LE CENTENAIRE DE SHAKESPEARE

le comite de shakespeare à victor hugo
Cher et illustre maître,

Une réunion d’écrivains, d’auteurs et d’artistes dramatiques, et de représentants de toutes les professions libérales, a eu lieu dans le but d’organiser, à Paris, pour le 23 avril, une fête à l’occasion du trois centième anniversaire de la naissance de Shakespeare.

Ont été nommés membres du comité shakespearien français :

MM. Auguste Barbier, Barye, Charles Bataille (du Conservatoire), Hector Berlioz, Alexandre Dumas, Jules Favre, George Sand, Jules Janin, Théophile Gautier, François-V. Hugo, Legouvé, Littré, Paul Meurice, Michelet, Eugène Pelletan, Régnier (de la Comédie française). Secrétaires : MM. Laurent Pichat, Leconte de Lisle, Félicien Mallefille, Paul de Saint-Victor, Thoré.

La présidence vous a été décernée à l’unanimité.

Elle était due au grand poëte et au grand citoyen.

Nous attendons avec confiance une adhésion qui donnera à cette fête sa complète signification.

Les délégués du comité :
Laurent
Henri Rochefort.
Louis Ulbach.
Auguste Vacquerie.
E. Valnay.
au comité pour shakespeare
Hauteville-House, 16 avril 1864.
Messieurs,

Il me semble que je rentre en France. C’est y être que de se sentir parmi vous. Vous m’appelez, et mon âme accourt.

En glorifiant Shakespeare, vous, français, vous donnez un admirable exemple. Vous le mettez de plain-pied avec vos illustrations nationales ; vous le faites fraterniser avec Molière que vous lui associez, et avec Voltaire que vous lui ramenez. Au moment où l’Angleterre fait Garibaldi bourgeois de la cité de Londres, vous faites Shakespeare citoyen de la république des lettres françaises. C’est qu’en effet Shakespeare est vôtre. Vous aimez tout dans cet homme ; d’abord ceci, qu’il est un homme ; et vous couronnez en lui le comédien qui a souffert, le philosophe qui a lutté, le poëte qui a vaincu. Vos acclamations honorent dans sa vie la volonté, dans son génie la puissance, dans son art la conscience, dans son théâtre l’humanité.

Vous avez raison, et c’est juste. La civilisation bat des mains autour de cette noble fête.

Vous êtes les poëtes glorifiant la poésie, vous êtes les penseurs glorifiant la philosophie, vous êtes les artistes glorifiant l’art ; vous êtes autre chose encore, vous êtes la France saluant l’Angleterre. C’est la magnanime accolade de la sœur à la sœur, de la nation qui a eu Vincent de Paul à la nation qui a eu Wilberforce, et de Paris où est l’égalité à Londres où est la liberté. De cet embrassement jaillira l’échange. L’une donnera à l’autre ce qu’elle a.

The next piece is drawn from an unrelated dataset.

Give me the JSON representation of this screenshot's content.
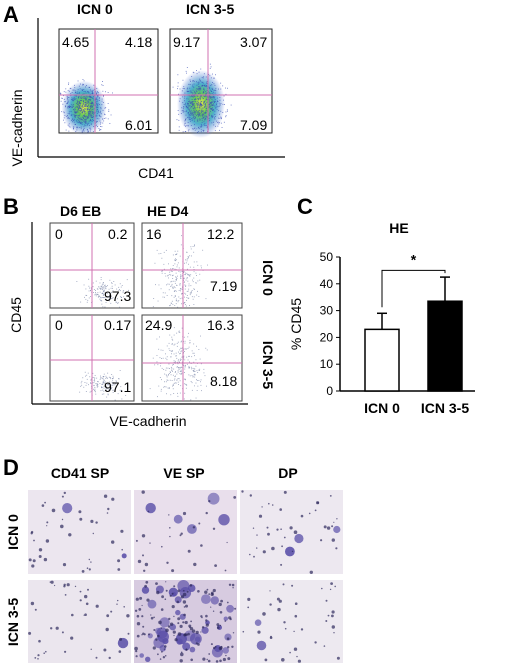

Saluer l’Angleterre dans son grand homme au nom de la France, c’est beau ; vous faites plus encore. Vous dépassez les limites géographiques ; plus de français, plus d’anglais ; vous êtes les frères d’un génie, et vous le fêtez ; vous fêtez ce globe lui-même, vous félicitez la terre qui, à pareil jour, il y a trois cents ans, a vu naître Shakespeare. Vous consacrez ce principe sublime de l’ubiquité des esprits, d’où sort l’unité de civilisation ; vous ôtez l’égoïsme du cœur des nationalités ; Corneille n’est pas à nous, Milton n’est pas à eux, tous sont à tous ; toute la terre est patrie à l’intelligence ; vous prenez tous les génies pour les donner à tous les peuples ; en ôtant la barrière entre les poëtes vous l’ôtez entre les hommes, et par l’amalgame des gloires vous commencez l’effacement des frontières. Sainte promiscuité ! Ceci est un grand jour !

Homère, Dante, Shakespeare, Molière, Voltaire, indivis ; la prise de possession des grands hommes par le genre humain tout entier ; la mise en commun des chefs-d’œuvre ; tel est le premier pas. Le reste suivra.

C’est là l’œuvre que vous inaugurez ; œuvre cosmopolite, humaine, solidaire, fraternelle, désintéressée de toute nationalité, supérieure aux démarcations locales ; magnifique adoption de l’Europe par la France, et du monde entier par l’Europe. D’une fête comme celle-ci, il découle de la civilisation.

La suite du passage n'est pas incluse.